The total AI cost is $42/month — trivial compared to the editorial time saved. Even at 10x the volume, costs would remain under $500/month.

Monitoring dashboard: The team builds a simple dashboard that tracks: - Suggestion acceptance rate per feature (how often editors use AI suggestions as-is vs. modifying them) - Quality scores per feature over time - Cost per article and cost per feature - Model latency per feature

Key monitoring insight: After three months, the dashboard reveals that classification acceptance rate is 94% but SEO metadata acceptance rate has dropped to 71%. Investigation shows that the SEO prompt was optimized for informational articles but produces poor results for opinion pieces, which have a different SEO strategy. The team creates a separate prompt variant for opinion articles, and acceptance rate recovers to 89%.

Architecture Decisions

Why an AI service layer: The team wraps all AI calls behind a ContentAIService class that all four features use. This gives them: - A single place to configure API clients, retries, and timeouts - Centralized cost tracking and logging - Easy model switching (they migrated from GPT-4 to Claude mid-project) - Consistent error handling across all features

Why synchronous processing: All four features run synchronously because the results are needed immediately in the editorial workflow — when a writer saves a draft, they want to see the classification suggestion in the same page load. Latency is acceptable (1-3 seconds per feature) because it is much faster than the manual process it replaces.

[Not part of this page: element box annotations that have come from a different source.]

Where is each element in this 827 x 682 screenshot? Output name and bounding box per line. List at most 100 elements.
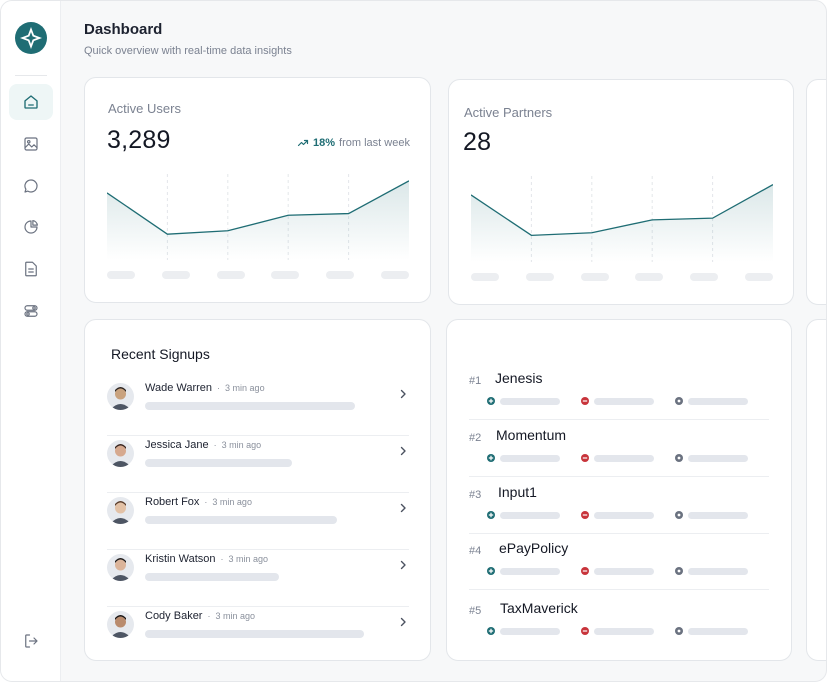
compass-star-logo[interactable] [15, 22, 47, 54]
stat-placeholder-bar [594, 627, 654, 635]
sidebar-item-settings[interactable] [9, 293, 53, 329]
toggle-settings-icon [24, 305, 38, 317]
row-divider [107, 606, 409, 607]
page-subtitle: Quick overview with real-time data insig… [84, 45, 292, 57]
axis-placeholder [216, 271, 245, 279]
axis-placeholder [380, 271, 409, 279]
signup-row[interactable]: Jessica Jane · 3 min ago [107, 434, 409, 490]
stat-placeholder-bar [500, 454, 560, 462]
active-partners-card[interactable]: Active Partners 28 [448, 79, 794, 305]
signup-time-text: 3 min ago [215, 611, 256, 621]
trend-up-icon [297, 139, 309, 147]
avatar [107, 611, 134, 638]
page-title: Dashboard [84, 21, 163, 38]
partner-row[interactable]: #2 Momentum [469, 427, 769, 477]
chevron-right-icon[interactable] [397, 502, 409, 514]
signup-name: Robert Fox · 3 min ago [145, 496, 252, 508]
row-divider [469, 476, 769, 477]
partner-rank: #5 [469, 605, 482, 617]
sidebar-item-documents[interactable] [9, 251, 53, 287]
signup-name: Wade Warren · 3 min ago [145, 382, 265, 394]
signup-row[interactable]: Cody Baker · 3 min ago [107, 605, 409, 661]
home-icon [24, 95, 38, 109]
axis-placeholder [326, 271, 355, 279]
chevron-right-icon[interactable] [397, 616, 409, 628]
signup-time: · 3 min ago [212, 383, 265, 393]
partner-name: ePayPolicy [499, 540, 569, 556]
circle-icon [675, 454, 683, 462]
pie-chart-icon [24, 220, 38, 234]
axis-placeholder [525, 273, 554, 281]
partner-rank: #1 [469, 375, 482, 387]
partner-stat-negative [581, 397, 654, 405]
stat-placeholder-bar [500, 511, 560, 519]
signup-name-text: Kristin Watson [145, 553, 216, 565]
chevron-right-icon[interactable] [397, 445, 409, 457]
partner-stat-neutral [675, 567, 748, 575]
chat-icon [24, 179, 38, 193]
circle-icon [675, 397, 683, 405]
chevron-right-icon[interactable] [397, 559, 409, 571]
row-divider [107, 492, 409, 493]
partner-stat-negative [581, 511, 654, 519]
plus-icon [487, 511, 495, 519]
stat-placeholder-bar [500, 397, 560, 405]
trend-percent: 18% [313, 137, 336, 149]
circle-icon [675, 511, 683, 519]
partner-row[interactable]: #5 TaxMaverick [469, 600, 769, 650]
partner-row[interactable]: #4 ePayPolicy [469, 540, 769, 590]
signup-time: · 3 min ago [215, 554, 269, 564]
axis-placeholder [690, 273, 719, 281]
partner-name: Momentum [496, 427, 567, 443]
signup-placeholder-bar [145, 630, 364, 638]
axis-placeholder [635, 273, 664, 281]
image-icon [24, 137, 38, 151]
sidebar-item-home[interactable] [9, 84, 53, 120]
row-divider [469, 533, 769, 534]
active-users-sparkline [107, 174, 409, 260]
partner-stat-neutral [675, 627, 748, 635]
sidebar-item-messages[interactable] [9, 168, 53, 204]
row-divider [107, 435, 409, 436]
sidebar-item-images[interactable] [9, 126, 53, 162]
active-users-trend: 18% from last week [297, 137, 410, 149]
active-users-value: 3,289 [107, 126, 171, 154]
axis-placeholder [107, 271, 135, 279]
stat-placeholder-bar [594, 511, 654, 519]
partner-row[interactable]: #1 Jenesis [469, 370, 769, 420]
logout-button[interactable] [9, 623, 53, 659]
signup-row[interactable]: Kristin Watson · 3 min ago [107, 548, 409, 604]
recent-signups-title: Recent Signups [111, 346, 210, 362]
chevron-right-icon[interactable] [397, 388, 409, 400]
partner-stat-positive [487, 454, 560, 462]
sparkline-area [107, 180, 409, 260]
partner-row[interactable]: #3 Input1 [469, 484, 769, 534]
partner-stat-negative [581, 567, 654, 575]
signup-time: · 3 min ago [208, 440, 262, 450]
circle-icon [675, 567, 683, 575]
avatar [107, 440, 134, 467]
partner-rank: #2 [469, 432, 482, 444]
sidebar-divider [15, 75, 47, 76]
signup-time-text: 3 min ago [228, 554, 269, 564]
partner-rank: #4 [469, 545, 482, 557]
partner-stat-neutral [675, 511, 748, 519]
signup-time-text: 3 min ago [225, 383, 265, 393]
avatar [107, 554, 134, 581]
active-users-card[interactable]: Active Users 3,289 18% from last week [84, 77, 431, 303]
sidebar-item-analytics[interactable] [9, 209, 53, 245]
signup-name: Jessica Jane · 3 min ago [145, 439, 261, 451]
stat-placeholder-bar [594, 397, 654, 405]
signup-row[interactable]: Wade Warren · 3 min ago [107, 377, 409, 433]
partner-stat-negative [581, 627, 654, 635]
active-users-label: Active Users [108, 101, 181, 116]
signup-row[interactable]: Robert Fox · 3 min ago [107, 491, 409, 547]
partner-name: TaxMaverick [500, 600, 578, 616]
signup-placeholder-bar [145, 516, 337, 524]
plus-icon [487, 454, 495, 462]
row-divider [469, 589, 769, 590]
metric-card-partial [806, 79, 826, 305]
active-partners-sparkline [471, 176, 773, 262]
active-users-axis [107, 271, 409, 279]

Why not fine-tuning: The team considered fine-tuning a model on Meridian's content style but decided against it. RAG and prompt engineering achieve sufficient quality for their use cases, and they avoid the complexity and cost of maintaining fine-tuned models. The brand voice is effectively captured in the system prompts.

Lessons Learned

AI features do not need to be perfect to be valuable. A 94% classification acceptance rate means the AI saves time on 94% of articles even though it is wrong 6% of the time. The editor catches the errors in seconds.
Different features need different models. Classification and evaluation use Haiku (cheap, fast). Generation uses Sonnet (higher quality). Matching model capability to task complexity saved 60% on costs compared to using Sonnet for everything.
Prompt versioning pays off quickly. The team has already created 14 prompt versions across four features. The ability to roll back when a change degrades quality has prevented several potential incidents.
Editor acceptance rate is the most important metric. It directly measures whether the AI feature is actually useful. A feature with high automated quality scores but low acceptance rate is not serving the team's needs.
Start with the most tedious task, not the most impressive one. SEO metadata generation is unglamorous but saved the most time per article. Article summarization is more impressive but was the last feature built. Delivering boring-but-useful features first builds organizational trust in AI features.

The complete implementation code for this case study is available in code/case-study-code.py.